Our national covenant, the Constitution, is broken beyond repair. All that remains is the inevitable bloody violence to come as we await the next, final shock to the system that ushers in martial law.
As a Christian the death-script currently embodied in our national politics is familiar. We are the generation living at the end of empire. Having shattered our covenant with each other, we are now enslaved to the dictates of the pharaohs that govern our economy and military. This generation will not see a return to liberty. Rather we are entering a time of exile, bewilderment and confusion. No longer held together by the Constitution, we have become non-people.
Biblically speaking, this is the time of wilderness wandering. It is a time of intensified suffering. As the smoke clears from the great swindle we will find ourselves rapidly reduced to Third World status complete with enforced structural adjustments. Massive cuts are coming in programs that promote commonwealth. Unemployment will increase, the middle class will continue its decline into a service (servant) based economy, pension funds will continue to shrivel, our razor-thin health care benefits will decrease even more, and those programs that once stabilized the living standards of our elders will vanish. The final dismantling of FDR's legacy is at hand.
The Constitution, with its separation of powers, was our center as a people. Without it we will have to relearn lessons of spirit and covenant. A friend reminded me that the task of the Hero is to learn to find the truth in the wilderness, bereft of hope, help, safety, friends, and protection from the fierce elements that are encountered. The Hero has to be stripped of comforts in order to remember who was once worth the effort of sacrifice. Out of our need to live together, we will have to find a new way. Or not.

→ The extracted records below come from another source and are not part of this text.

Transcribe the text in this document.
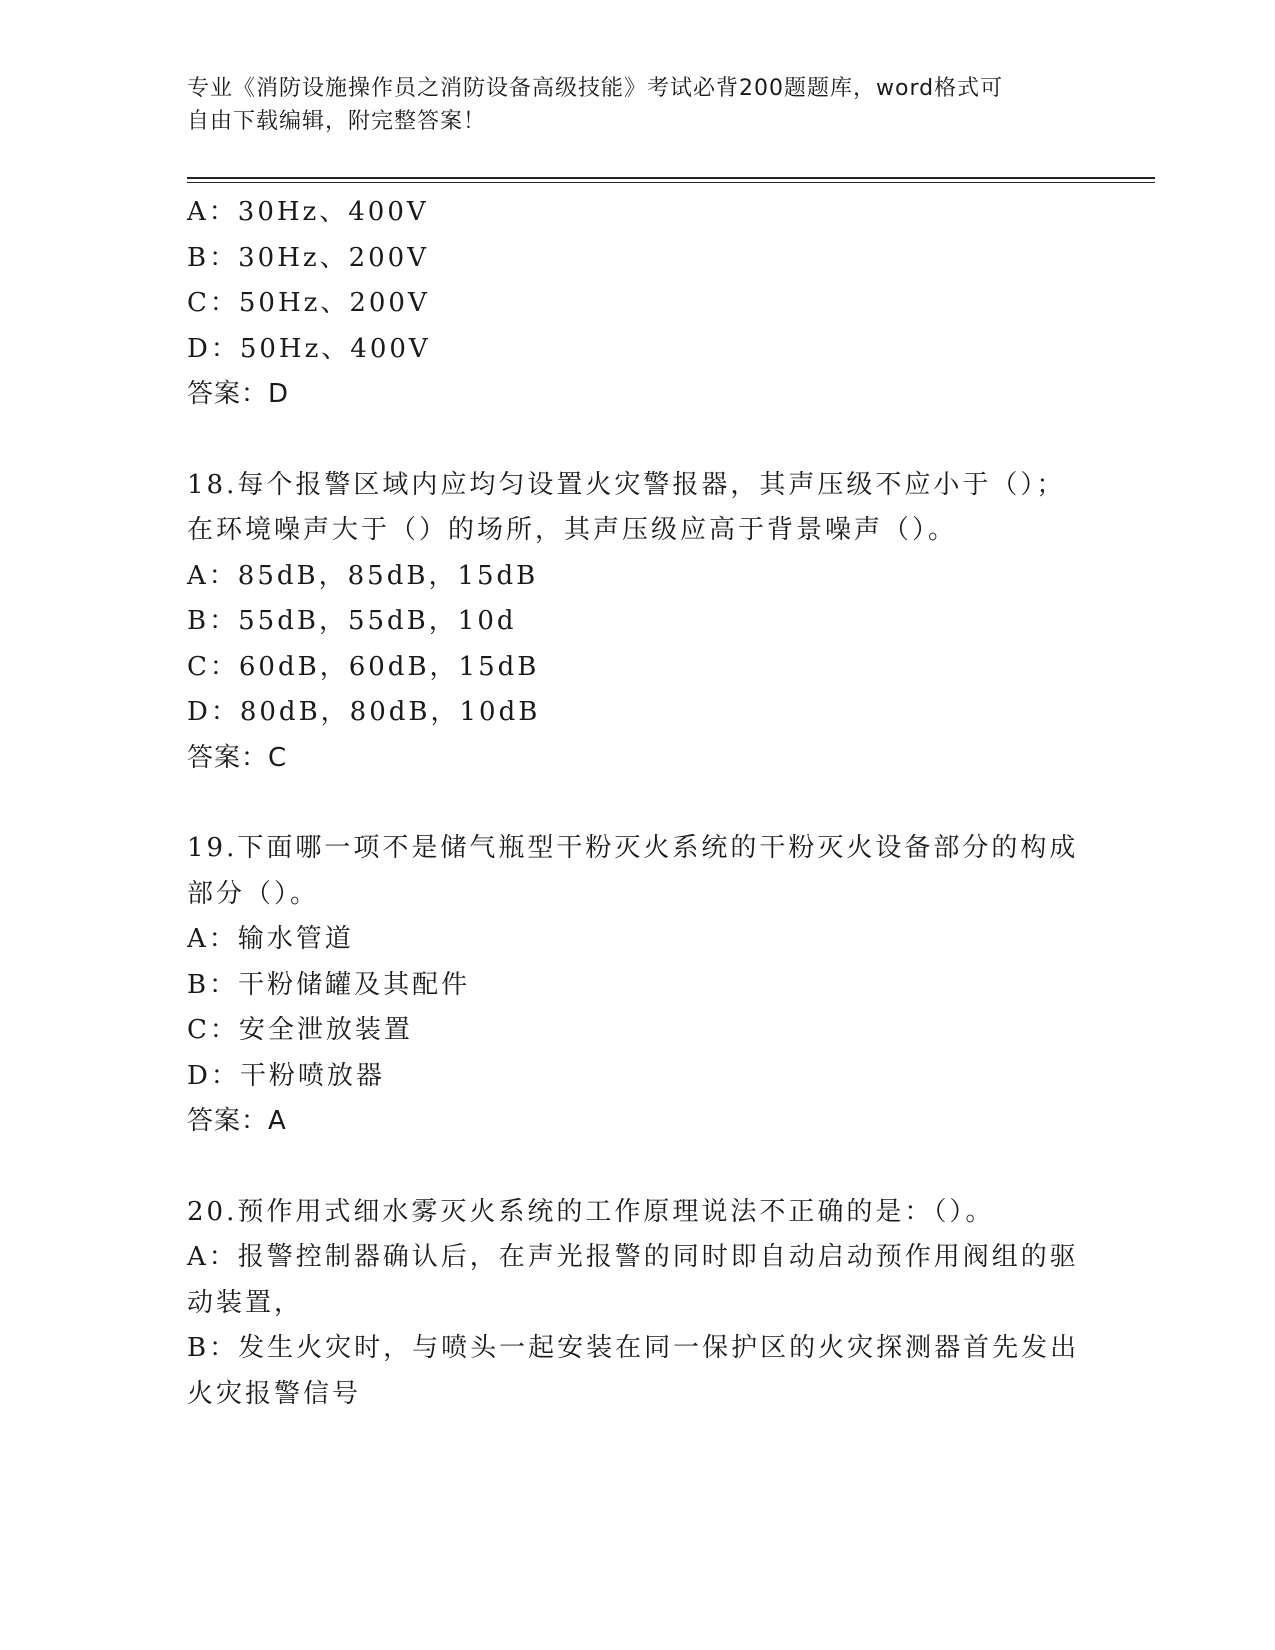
专业《消防设施操作员之消防设备高级技能》考试必背200题题库，word格式可
自由下载编辑，附完整答案！
A：30Hz、400V
B：30Hz、200V
C：50Hz、200V
D：50Hz、400V
答案：D
18.每个报警区域内应均匀设置火灾警报器，其声压级不应小于（）；
在环境噪声大于（）的场所，其声压级应高于背景噪声（）。
A：85dB，85dB，15dB
B：55dB，55dB，10d
C：60dB，60dB，15dB
D：80dB，80dB，10dB
答案：C
19.下面哪一项不是储气瓶型干粉灭火系统的干粉灭火设备部分的构成
部分（）。
A：输水管道
B：干粉储罐及其配件
C：安全泄放装置
D：干粉喷放器
答案：A
20.预作用式细水雾灭火系统的工作原理说法不正确的是：（）。
A：报警控制器确认后，在声光报警的同时即自动启动预作用阀组的驱
动装置，
B：发生火灾时，与喷头一起安装在同一保护区的火灾探测器首先发出
火灾报警信号
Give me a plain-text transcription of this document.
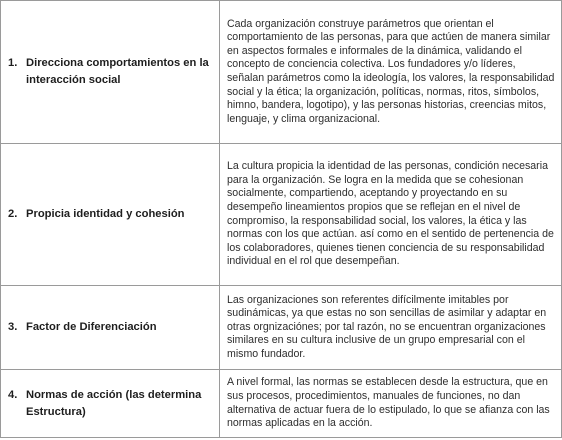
1. Direcciona comportamientos en la interacción social	Cada organización construye parámetros que orientan el comportamiento de las personas, para que actúen de manera similar en aspectos formales e informales de la dinámica, validando el concepto de conciencia colectiva. Los fundadores y/o líderes, señalan parámetros como la ideología, los valores, la responsabilidad social y la ética; la organización, políticas, normas, ritos, símbolos, himno, bandera, logotipo), y las personas historias, creencias mitos, lenguaje, y clima organizacional.

2. Propicia identidad y cohesión	La cultura propicia la identidad de las personas, condición necesaria para la organización. Se logra en la medida que se cohesionan socialmente, compartiendo, aceptando y proyectando en su desempeño lineamientos propios que se reflejan en el nivel de compromiso, la responsabilidad social, los valores, la ética y las normas con los que actúan. así como en el sentido de pertenencia de los colaboradores, quienes tienen conciencia de su responsabilidad individual en el rol que desempeñan.

3. Factor de Diferenciación	Las organizaciones son referentes difícilmente imitables por sudinámicas, ya que estas no son sencillas de asimilar y adaptar en otras orgnizaciónes; por tal razón, no se encuentran organizaciones similares en su cultura inclusive de un grupo empresarial con el mismo fundador.

4. Normas de acción (las determina Estructura)	A nivel formal, las normas se establecen desde la estructura, que en sus procesos, procedimientos, manuales de funciones, no dan alternativa de actuar fuera de lo estipulado, lo que se afianza con las normas aplicadas en la acción.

The Biblical truth of the matter is that the generation that enters the wilderness does not live to see the Promised Land. None of us now living will see the covenant re-established. That will be work for future generations. In the meantime our task will be to lift up the idealism that once was, a summoning to remember in order to foresee. One day liberty will again call us into a renewed covenant, and a new generation will awaken from the trance of materialism, and will throw off its yoke of military bondage. One day our nation will live again. But that day is not today. Today we begin our lamentation, sorrows ever deepening, and woe is us.